尖閣諸島の領有権を巡り、日中関係が悪化の一途をたどっている。11月23日、中国政府は東シナ海上空に「防空識別圏」を設定。圏内に尖閣諸島上空を含んでいたことから、日本政府が中国側に強く抗議する事態となった。
尖閣諸島の領有権に関して、日中間で見解が分かれるのが、問題の解決を将来の世代に託す「棚上げ」合意の有無である。1972年の日中国交正常化時、当時の田中角栄首相と周恩来首相との間で、「棚上げ」の合意がなされたという指摘がある。
元官房長官の野中広務氏は、今年6月3日、田中角栄首相から「尖閣諸島の領有権について日中双方が棚上げを確認した」と直接聞いた、と発言した。これに対し、菅義偉官房長官や岸田文雄外務大臣は「棚上げや現状維持で合意した事実はない」と反論。日本政府は、公式見解として「尖閣諸島について、領有権の問題はそもそも存在しない」という立場を一貫して取っている。
削除された「田中発言」
『チャイメリカ』『尖閣問題の核心』『尖閣衝突は沖縄返還に始まる』などの著作があり、日米中関係に詳しい元東洋経済新報社記者で横浜市立大学名誉教授の矢吹晋(すすむ)氏は、岩上安身のインタビューの中で、当時の外務省中国課長・橋本恕氏が、田中角栄首相の発言記録を削除したと指摘した。
矢吹氏によれば、外務省が公表している「田中角栄・周恩来会談」の記録では、尖閣諸島の棚上げを持ちかけた周首相に対する田中首相の返答が残されていないのだという。
矢吹氏は、大平正芳元総理の追悼文集『去華就実 聞き書き大平正芳』(大平正芳記念財団編、2000年)に収録された「橋本恕の2000年4月4日 清水幹夫への証言」における、次のような記述を引用した。
「周首相は『これ(尖閣問題)を言い出したら、双方とも言うことがいっぱいあって、首脳会談はとてもじゃないが終わりませんよ。だから今回はこれは触れないでおきましょう』と言ったので、田中首相の方も『それはそうだ、じゃ、これは別の機会に』、ということで交渉はすべて終わったのです」
このように、田中角栄首相の側も、周恩来首相の「棚上げ」提案に対し、「それはそうだ」と合意していたというのである。矢吹氏は、「日本政府は、『尖閣諸島に領土問題は存在しない』という立場と矛盾するという理由から、田中角栄の発言を削除したままにしている」と説明。日中間で尖閣諸島に関する「棚上げ」合意は確かに存在し、約束を反故にして現状を変更しようとしているのは日本側であると指摘した。
※インタビューは他にも、沖縄返還協定と尖閣問題の関係、「防空識別圏問題」における米中の思惑、中国経済に深く依存した米国経済の実態「チャイメリカ」など、非常に多岐にわたりました。ぜひ、動画全編をご覧ください。

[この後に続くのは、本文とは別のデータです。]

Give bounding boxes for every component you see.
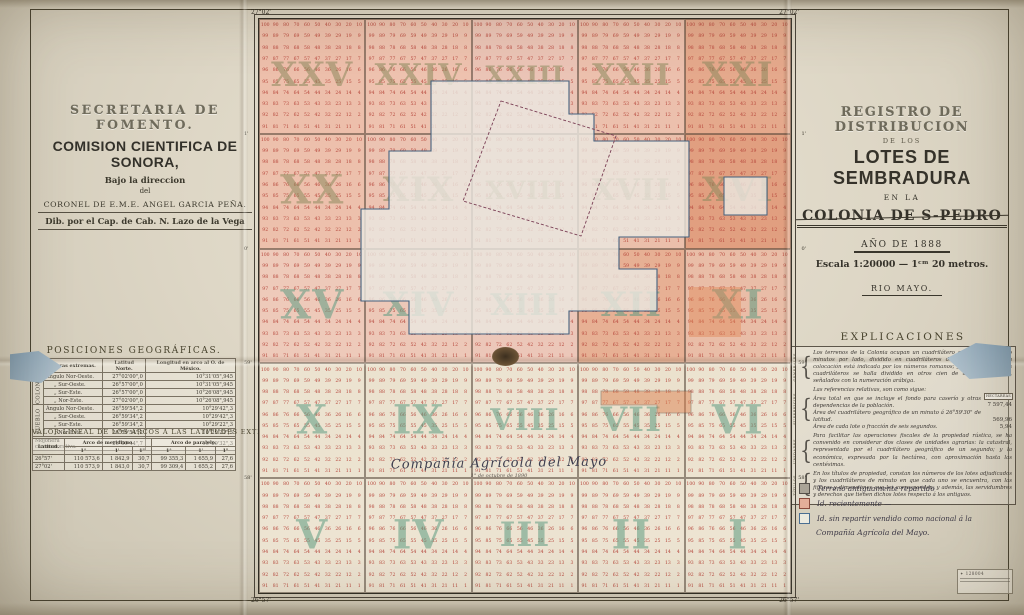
lot-number: 24 — [439, 202, 449, 213]
lot-number: 21 — [759, 466, 769, 477]
valor-sub-deg-p: 1° — [152, 447, 186, 455]
lot-number: 57 — [408, 513, 418, 524]
lot-number: 99 — [579, 376, 589, 387]
lot-number: 48 — [312, 502, 322, 513]
lot-number: 35 — [748, 76, 758, 87]
lot-number: 10 — [460, 364, 470, 375]
lot-number: 39 — [535, 31, 545, 42]
lot-number: 86 — [270, 180, 280, 191]
mojonera-name: „ Sur-Este. — [44, 389, 103, 397]
lot-number: 35 — [535, 76, 545, 87]
lot-number: 95 — [686, 421, 696, 432]
lot-number: 48 — [525, 157, 535, 168]
lot-number: 81 — [270, 466, 280, 477]
lot-number: 52 — [727, 455, 737, 466]
lot-number: 40 — [748, 20, 758, 31]
lot-number: 13 — [450, 99, 460, 110]
lot-number: 26 — [439, 524, 449, 535]
lot-number: 69 — [291, 31, 301, 42]
lot-number: 54 — [621, 432, 631, 443]
lot-number: 59 — [408, 31, 418, 42]
lot-number: 11 — [450, 122, 460, 133]
lot-number: 52 — [408, 225, 418, 236]
lot-number: 65 — [291, 536, 301, 547]
lot-number: 33 — [642, 558, 652, 569]
lot-number: 30 — [439, 20, 449, 31]
lot-number: 77 — [494, 169, 504, 180]
lot-number: 14 — [663, 202, 673, 213]
lot-number: 17 — [450, 283, 460, 294]
lot-number: 29 — [439, 490, 449, 501]
lot-number: 76 — [387, 410, 397, 421]
lot-number: 82 — [270, 340, 280, 351]
lot-number: 91 — [260, 122, 270, 133]
lot-number: 100 — [260, 479, 270, 490]
lot-number: 78 — [387, 157, 397, 168]
lot-number: 27 — [759, 283, 769, 294]
stamp-text-line — [960, 581, 1010, 583]
lot-number: 89 — [483, 146, 493, 157]
lot-number: 80 — [387, 20, 397, 31]
lot-number: 34 — [642, 432, 652, 443]
lot-number: 5 — [780, 306, 790, 317]
lot-number: 92 — [579, 569, 589, 580]
lot-number: 42 — [738, 455, 748, 466]
lot-number: 91 — [473, 351, 483, 362]
lot-number: 27 — [652, 513, 662, 524]
lot-number: 30 — [759, 479, 769, 490]
lot-number: 71 — [494, 122, 504, 133]
lot-number: 41 — [738, 351, 748, 362]
lot-number: 36 — [642, 180, 652, 191]
lot-number: 5 — [780, 76, 790, 87]
lot-number: 39 — [535, 146, 545, 157]
lot-number: 75 — [706, 76, 716, 87]
lot-number: 58 — [727, 157, 737, 168]
lot-number: 70 — [717, 364, 727, 375]
lot-number: 55 — [727, 536, 737, 547]
lot-number: 29 — [652, 146, 662, 157]
lot-number: 57 — [302, 283, 312, 294]
area-item-value: 569,96 — [984, 417, 1012, 424]
lot-number: 65 — [611, 191, 621, 202]
lot-number: 78 — [387, 502, 397, 513]
lot-number: 93 — [686, 214, 696, 225]
lot-number: 57 — [621, 513, 631, 524]
lot-number: 8 — [567, 387, 577, 398]
lot-number: 35 — [748, 306, 758, 317]
lot-number: 66 — [504, 410, 514, 421]
lot-number: 98 — [260, 387, 270, 398]
lot-number: 18 — [556, 272, 566, 283]
lot-number: 35 — [323, 306, 333, 317]
lot-number: 7 — [780, 398, 790, 409]
lot-number: 32 — [429, 569, 439, 580]
lot-number: 85 — [377, 536, 387, 547]
lot-number: 68 — [504, 272, 514, 283]
lot-number: 77 — [281, 169, 291, 180]
lot-number: 6 — [673, 524, 683, 535]
lot-number: 32 — [323, 110, 333, 121]
lot-number: 64 — [611, 88, 621, 99]
lot-number: 13 — [344, 329, 354, 340]
lot-number: 97 — [686, 54, 696, 65]
lot-number: 89 — [270, 146, 280, 157]
lot-number: 99 — [366, 376, 376, 387]
lot-number: 35 — [323, 191, 333, 202]
lot-number: 11 — [556, 122, 566, 133]
lot-number: 93 — [579, 443, 589, 454]
lot-number: 51 — [727, 122, 737, 133]
lot-number: 78 — [706, 43, 716, 54]
lot-number: 46 — [312, 65, 322, 76]
lot-number: 60 — [515, 250, 525, 261]
lot-number: 26 — [652, 65, 662, 76]
lot-number: 2 — [460, 340, 470, 351]
lot-number: 31 — [429, 122, 439, 133]
lot-number: 96 — [579, 180, 589, 191]
lot-number: 15 — [769, 421, 779, 432]
lot-number: 77 — [494, 398, 504, 409]
lot-number: 22 — [333, 340, 343, 351]
lot-number: 87 — [483, 398, 493, 409]
lot-number: 39 — [429, 376, 439, 387]
lot-number: 10 — [780, 479, 790, 490]
lot-number: 59 — [515, 146, 525, 157]
lot-number: 82 — [377, 569, 387, 580]
lot-number: 74 — [706, 432, 716, 443]
lot-number: 80 — [281, 479, 291, 490]
lot-number: 25 — [759, 536, 769, 547]
lot-number: 96 — [366, 180, 376, 191]
lot-number: 37 — [535, 398, 545, 409]
lot-number: 78 — [600, 157, 610, 168]
lot-number: 97 — [366, 169, 376, 180]
lot-number: 14 — [450, 547, 460, 558]
lot-number: 22 — [546, 110, 556, 121]
lot-number: 91 — [686, 122, 696, 133]
lot-number: 69 — [717, 376, 727, 387]
lot-number: 33 — [535, 99, 545, 110]
mojonera-name: Ángulo Nor-Oeste. — [44, 405, 103, 413]
lot-number: 82 — [270, 455, 280, 466]
lot-number: 3 — [673, 443, 683, 454]
lot-number: 50 — [312, 135, 322, 146]
lot-number: 31 — [323, 466, 333, 477]
lot-number: 3 — [354, 443, 364, 454]
lot-number: 69 — [611, 261, 621, 272]
lot-number: 81 — [696, 351, 706, 362]
lot-number: 76 — [600, 180, 610, 191]
lot-number: 51 — [408, 122, 418, 133]
lot-number: 1 — [780, 351, 790, 362]
lot-number: 19 — [769, 261, 779, 272]
lot-number: 79 — [600, 261, 610, 272]
lot-number: 91 — [366, 236, 376, 247]
lot-number: 22 — [652, 340, 662, 351]
lot-number: 66 — [398, 410, 408, 421]
lot-number: 3 — [567, 558, 577, 569]
latitude-value: 26°59'34",2 — [103, 413, 146, 421]
lot-number: 58 — [408, 502, 418, 513]
lot-number: 51 — [408, 351, 418, 362]
lot-number: 4 — [460, 88, 470, 99]
lot-number: 97 — [260, 283, 270, 294]
lot-number: 95 — [260, 536, 270, 547]
lot-number: 11 — [769, 236, 779, 247]
lot-number: 80 — [706, 479, 716, 490]
lot-number: 16 — [769, 410, 779, 421]
lot-number: 33 — [323, 214, 333, 225]
arc-value: 27,6 — [216, 463, 236, 471]
lot-number: 19 — [450, 31, 460, 42]
lot-number: 62 — [504, 110, 514, 121]
lot-number: 38 — [642, 43, 652, 54]
lot-number: 97 — [579, 398, 589, 409]
lot-number: 11 — [769, 466, 779, 477]
lot-number: 98 — [686, 157, 696, 168]
lot-number: 88 — [377, 157, 387, 168]
lot-number: 18 — [769, 43, 779, 54]
lot-number: 83 — [483, 214, 493, 225]
corner-coordinate-bottom-right: 26°57' — [779, 597, 799, 604]
lot-number: 68 — [504, 43, 514, 54]
lot-number: 81 — [270, 236, 280, 247]
lot-number: 20 — [769, 479, 779, 490]
lot-number: 25 — [652, 536, 662, 547]
lot-number: 21 — [333, 351, 343, 362]
lot-number: 63 — [398, 99, 408, 110]
lot-number: 5 — [460, 306, 470, 317]
posiciones-col-longitud: Longitud en arco al O. de México. — [145, 359, 235, 373]
register-subtitle-delos: DE LOS — [788, 137, 1016, 145]
lot-number: 82 — [377, 340, 387, 351]
paper-edge-top — [0, 0, 1024, 8]
lot-number: 24 — [652, 88, 662, 99]
lot-number: 39 — [642, 31, 652, 42]
lot-number: 38 — [748, 43, 758, 54]
lot-number: 49 — [312, 376, 322, 387]
lot-number: 1 — [460, 122, 470, 133]
lot-number: 62 — [398, 225, 408, 236]
lot-number: 21 — [333, 466, 343, 477]
lot-number: 74 — [600, 88, 610, 99]
library-stamp: ✦ 128004 — [957, 569, 1013, 594]
lot-number: 14 — [556, 88, 566, 99]
lot-number: 29 — [333, 146, 343, 157]
lot-number: 82 — [696, 340, 706, 351]
lot-number: 75 — [387, 191, 397, 202]
lot-number: 15 — [556, 536, 566, 547]
lot-number: 58 — [727, 43, 737, 54]
lot-number: 77 — [706, 169, 716, 180]
lot-number: 78 — [387, 272, 397, 283]
lot-number: 92 — [260, 455, 270, 466]
lot-number: 35 — [323, 536, 333, 547]
lot-number: 57 — [408, 283, 418, 294]
lot-number: 13 — [556, 443, 566, 454]
lot-number: 88 — [696, 43, 706, 54]
lot-number: 27 — [546, 398, 556, 409]
lot-number: 7 — [460, 169, 470, 180]
lot-number: 11 — [344, 466, 354, 477]
lot-number: 19 — [450, 490, 460, 501]
lot-number: 56 — [302, 65, 312, 76]
lot-number: 95 — [473, 191, 483, 202]
lot-number: 75 — [706, 306, 716, 317]
map-legend: Terreno antiguamente repartidoId. recien… — [799, 483, 1015, 537]
lot-number: 81 — [590, 122, 600, 133]
lot-number: 44 — [631, 547, 641, 558]
lot-number: 35 — [429, 76, 439, 87]
lot-number: 72 — [706, 340, 716, 351]
lot-number: 57 — [621, 283, 631, 294]
lot-number: 48 — [312, 387, 322, 398]
lot-number: 95 — [473, 76, 483, 87]
lot-number: 36 — [323, 65, 333, 76]
lot-number: 82 — [483, 110, 493, 121]
lot-number: 47 — [525, 398, 535, 409]
lot-number: 58 — [515, 387, 525, 398]
lot-number: 30 — [759, 20, 769, 31]
lot-number: 46 — [525, 65, 535, 76]
lot-number: 73 — [494, 329, 504, 340]
lot-number: 98 — [579, 272, 589, 283]
lot-number: 4 — [780, 88, 790, 99]
lot-number: 63 — [611, 329, 621, 340]
lot-number: 17 — [450, 54, 460, 65]
lot-number: 26 — [546, 524, 556, 535]
lot-number: 55 — [408, 76, 418, 87]
lot-number: 77 — [706, 283, 716, 294]
lot-number: 19 — [769, 31, 779, 42]
lot-number: 5 — [567, 536, 577, 547]
lot-number: 88 — [590, 43, 600, 54]
lot-number: 63 — [611, 558, 621, 569]
lot-number: 20 — [344, 250, 354, 261]
lot-number: 86 — [590, 180, 600, 191]
lot-number: 11 — [450, 351, 460, 362]
lot-number: 50 — [419, 479, 429, 490]
lot-number: 100 — [579, 479, 589, 490]
lot-number: 71 — [387, 236, 397, 247]
lot-number: 94 — [579, 432, 589, 443]
lot-number: 45 — [312, 536, 322, 547]
lot-number: 66 — [291, 295, 301, 306]
lot-number: 84 — [377, 202, 387, 213]
lot-number: 86 — [590, 295, 600, 306]
lot-number: 41 — [631, 236, 641, 247]
lot-number: 94 — [260, 432, 270, 443]
lot-number: 100 — [686, 20, 696, 31]
lot-number: 45 — [312, 421, 322, 432]
lot-number: 87 — [483, 513, 493, 524]
lot-number: 42 — [419, 569, 429, 580]
lot-number: 64 — [398, 317, 408, 328]
section-brace: { — [800, 397, 812, 423]
lot-number: 98 — [686, 502, 696, 513]
lot-number: 28 — [652, 272, 662, 283]
lot-number: 92 — [686, 340, 696, 351]
lot-number: 32 — [535, 110, 545, 121]
lot-number: 2 — [673, 569, 683, 580]
lot-number: 8 — [673, 272, 683, 283]
lot-number: 43 — [738, 214, 748, 225]
lot-number: 38 — [642, 502, 652, 513]
lot-number: 70 — [398, 250, 408, 261]
lot-number: 33 — [642, 214, 652, 225]
lot-number: 85 — [590, 306, 600, 317]
lot-number: 52 — [302, 110, 312, 121]
lot-number: 100 — [366, 250, 376, 261]
lot-number: 82 — [696, 110, 706, 121]
arc-value: 30,7 — [132, 463, 152, 471]
lot-number: 100 — [579, 364, 589, 375]
lot-number: 46 — [312, 524, 322, 535]
lot-number: 25 — [759, 191, 769, 202]
lot-number: 70 — [611, 20, 621, 31]
lot-number: 41 — [525, 122, 535, 133]
lot-number: 50 — [631, 364, 641, 375]
lot-number: 25 — [333, 536, 343, 547]
lot-number: 25 — [759, 421, 769, 432]
lot-number: 85 — [270, 306, 280, 317]
lot-number: 30 — [439, 364, 449, 375]
lot-number: 6 — [567, 410, 577, 421]
lot-number: 69 — [291, 376, 301, 387]
lot-number: 38 — [642, 157, 652, 168]
lot-number: 66 — [291, 65, 301, 76]
lot-number: 40 — [323, 135, 333, 146]
lot-number: 93 — [260, 329, 270, 340]
lot-cells: 1009080706050403020109989796959493929199… — [366, 250, 470, 363]
lot-number: 24 — [333, 202, 343, 213]
lot-number: 99 — [686, 261, 696, 272]
lot-number: 84 — [270, 547, 280, 558]
lot-number: 49 — [312, 261, 322, 272]
lot-number: 14 — [556, 317, 566, 328]
lot-number: 14 — [769, 202, 779, 213]
lot-number: 4 — [460, 432, 470, 443]
lot-number: 2 — [567, 340, 577, 351]
latitude-value: 27°02'00",0 — [103, 397, 146, 405]
lot-number: 94 — [579, 88, 589, 99]
lot-number: 80 — [494, 364, 504, 375]
area-item: Área del cuadrilátero geográfico de un m… — [813, 410, 1012, 424]
lot-number: 55 — [621, 306, 631, 317]
lot-number: 45 — [419, 306, 429, 317]
lot-number: 5 — [567, 191, 577, 202]
lot-number: 66 — [291, 410, 301, 421]
lot-number: 21 — [759, 351, 769, 362]
lot-number: 53 — [727, 214, 737, 225]
lot-number: 75 — [600, 191, 610, 202]
lot-number: 85 — [483, 191, 493, 202]
lot-number: 95 — [686, 76, 696, 87]
lot-number: 70 — [398, 20, 408, 31]
lot-number: 83 — [377, 99, 387, 110]
lot-number: 57 — [515, 513, 525, 524]
lot-number: 76 — [494, 180, 504, 191]
lot-number: 47 — [419, 283, 429, 294]
lot-number: 71 — [706, 122, 716, 133]
lot-number: 31 — [323, 351, 333, 362]
lot-number: 40 — [323, 364, 333, 375]
lot-number: 48 — [312, 272, 322, 283]
lot-number: 1 — [354, 122, 364, 133]
minute-block-XX: 1009080706050403020109989796959493929199… — [259, 134, 365, 249]
lot-number: 87 — [377, 513, 387, 524]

※インタビュー中に提示しました「米議会尖閣報告書は中国贔屓」というパワーポイント資料について、一部訂正いたします。資料に出てくる英文は、議会報告そのものではなく、ハーナーさんという矢吹先生の友人が書かれた解説記事になります。
安倍総理とNHKのウソには(悲しいことに)そろそろ驚かなくなっていますが、外務省が尖閣問題に関して史実をまげたことを言っているとは、ほんとうにあきれました。(よく考えてみたら、沖縄密約の存在も未だに否定しているのでしたね。)
また、尖閣問題に関する正確な情報を広く国民に知らせるべきメディアが、矢吹晋氏の著作を全く取り上げていないというお話をうかがって、自己規制の濃い霧のようなものが日本中に充満しているのではないかと感じました。5時間ものお話の後で、「言いたいことを言えたから、少し愉快です。」と矢吹晋氏が言っておられましたが、これと同じような感想を、岩上さんのインタビューでよく聞きますね。そのことからも、自由にものを言えない今の日本の雰囲気が感じられます。聞く耳持たずの人達は、同時に他人の口を封じようとする人達でもあります。12月まで、大事な情報をよく聞き、人にそれを伝える発言を、ひるまずに、できるだけ多くしていきたいと思いました。